Duval et Maggie vinrent nous rendre visite après la guerre, quand j’étais petite fille. Je me souviens d’eux, leur visite fut très gaie. Duval portait un costume marron, Maggie un tailleur serré à la taille. Elle avait une belle chevelure brune bouclée, qu’elle avait laissé mon grand-père épouiller manuellement pendant la guerre - comment aurait-il jamais plu l’oublier! Je me souviens aussi que mon grand-père me racontait que lorsque le commandant Duval venait à la maison, deux gardes sénégalais avec des mitraillettes se postaient de part et d’autre de la porte d’entrée, lorsqu’il voulait sortir, ils croisaient devant lui leurs mitraillettes pour l’en empêcher. Il y avait aussi un Sénégalais avec une mitraillette qui montait la garde devant les chiottes, dans la cour. Voilà ce qui est parvenu jusqu’à moi.
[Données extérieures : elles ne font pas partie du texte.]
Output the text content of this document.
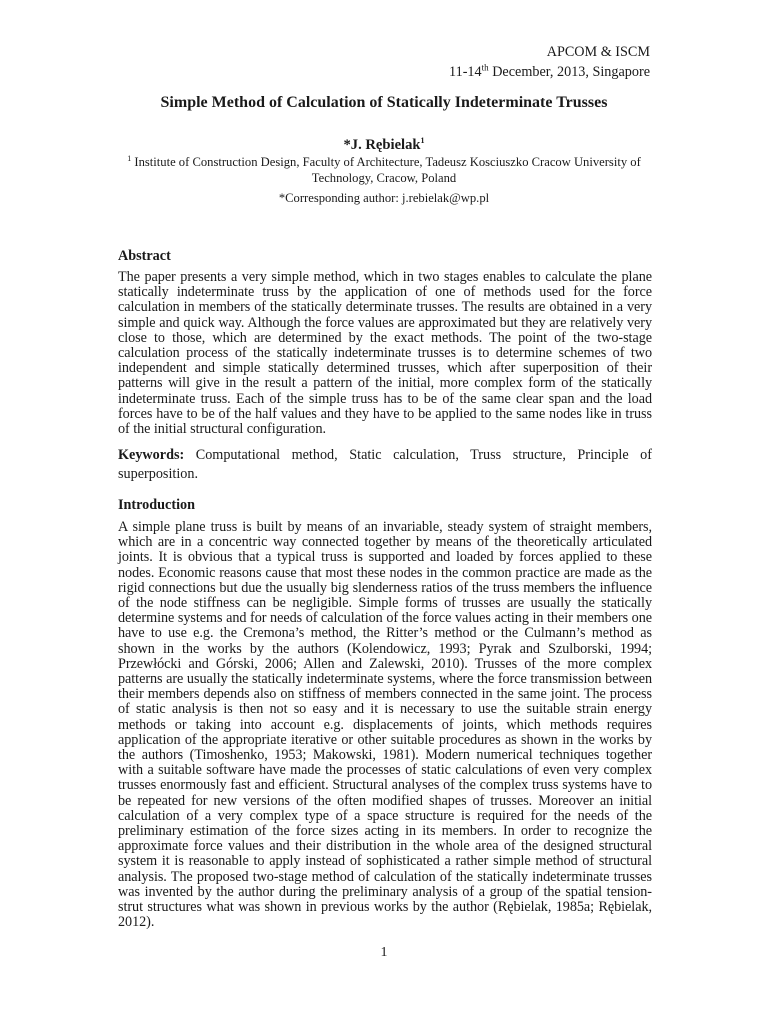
APCOM & ISCM
11-14th December, 2013, Singapore
Simple Method of Calculation of Statically Indeterminate Trusses
*J. Rębielak$^1$
$^1$ Institute of Construction Design, Faculty of Architecture, Tadeusz Kosciuszko Cracow University of Technology, Cracow, Poland
*Corresponding author: j.rebielak@wp.pl
Abstract
The paper presents a very simple method, which in two stages enables to calculate the plane statically indeterminate truss by the application of one of methods used for the force calculation in members of the statically determinate trusses. The results are obtained in a very simple and quick way. Although the force values are approximated but they are relatively very close to those, which are determined by the exact methods. The point of the two-stage calculation process of the statically indeterminate trusses is to determine schemes of two independent and simple statically determined trusses, which after superposition of their patterns will give in the result a pattern of the initial, more complex form of the statically indeterminate truss. Each of the simple truss has to be of the same clear span and the load forces have to be of the half values and they have to be applied to the same nodes like in truss of the initial structural configuration.
Keywords: Computational method, Static calculation, Truss structure, Principle of superposition.
Introduction
A simple plane truss is built by means of an invariable, steady system of straight members, which are in a concentric way connected together by means of the theoretically articulated joints. It is obvious that a typical truss is supported and loaded by forces applied to these nodes. Economic reasons cause that most these nodes in the common practice are made as the rigid connections but due the usually big slenderness ratios of the truss members the influence of the node stiffness can be negligible. Simple forms of trusses are usually the statically determine systems and for needs of calculation of the force values acting in their members one have to use e.g. the Cremona’s method, the Ritter’s method or the Culmann’s method as shown in the works by the authors (Kolendowicz, 1993; Pyrak and Szulborski, 1994; Przewłócki and Górski, 2006; Allen and Zalewski, 2010). Trusses of the more complex patterns are usually the statically indeterminate systems, where the force transmission between their members depends also on stiffness of members connected in the same joint. The process of static analysis is then not so easy and it is necessary to use the suitable strain energy methods or taking into account e.g. displacements of joints, which methods requires application of the appropriate iterative or other suitable procedures as shown in the works by the authors (Timoshenko, 1953; Makowski, 1981). Modern numerical techniques together with a suitable software have made the processes of static calculations of even very complex trusses enormously fast and efficient. Structural analyses of the complex truss systems have to be repeated for new versions of the often modified shapes of trusses. Moreover an initial calculation of a very complex type of a space structure is required for the needs of the preliminary estimation of the force sizes acting in its members. In order to recognize the approximate force values and their distribution in the whole area of the designed structural system it is reasonable to apply instead of sophisticated a rather simple method of structural analysis. The proposed two-stage method of calculation of the statically indeterminate trusses was invented by the author during the preliminary analysis of a group of the spatial tension-strut structures what was shown in previous works by the author (Rębielak, 1985a; Rębielak, 2012).
1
C’était là tout, jusqu’à il y a quelques jours, fin décembre 2021, lorsque j’ai fait des recherches sur internet dans l’espoir de trouver quelque chose sur le commandant Duval, ce qui n’était pas facile a priori car il s’agissait d’un nom de guerre. Mais je finis par mettre la main sur lui. Il était le chef de secteur des Forces Françaises de l’Intérieur pour Briey, en Meurthe- et-Moselle, au nord de Metz, et je trouvai un chapitre entier consacré à leurs activités dans un livre de Pierre Préval, intitulé avec justesse Sabotage et Guérilla, que je téléchargeai aussitôt. Son vrai nom, je le découvris, était Jean Cosson et il était juge à Briey. Il devint Conseiller à la Cour de Cassation à Paris, spécialisé dans la fraude fiscale. J’ai même trouvé, sur un site de vente de livres rares, son portrait, qui orne son livre Les Industriels de la Fraude Fiscale.


Jean Cosson alias Commandant Duval
8 mars 1916 - 2 décembre 1993



A la même époque où le colonel Fabien et le commandant Duval se trouvaient à Habsheim, Al (mon mari, Alfred de Grazia), se trouvait, lui, en Meurthe-et-Moselle, un peu au sud du territoire de Cosson-Duval, à Hériménil, près de Lunéville, chef des services de propagande de la Septième Armée des Etats-Unis. Le 31 décembre, quatre jours après l’explosion de la mairie de Habsheim, il se trouva brutalement jeté sur les routes, avec des dizaines de milliers d’autres, au milieu de la nuit et dans une tempête de neige, par l’attaque allemande dite Opération Nordwind, à la suite de l’Offensive des Ardennes.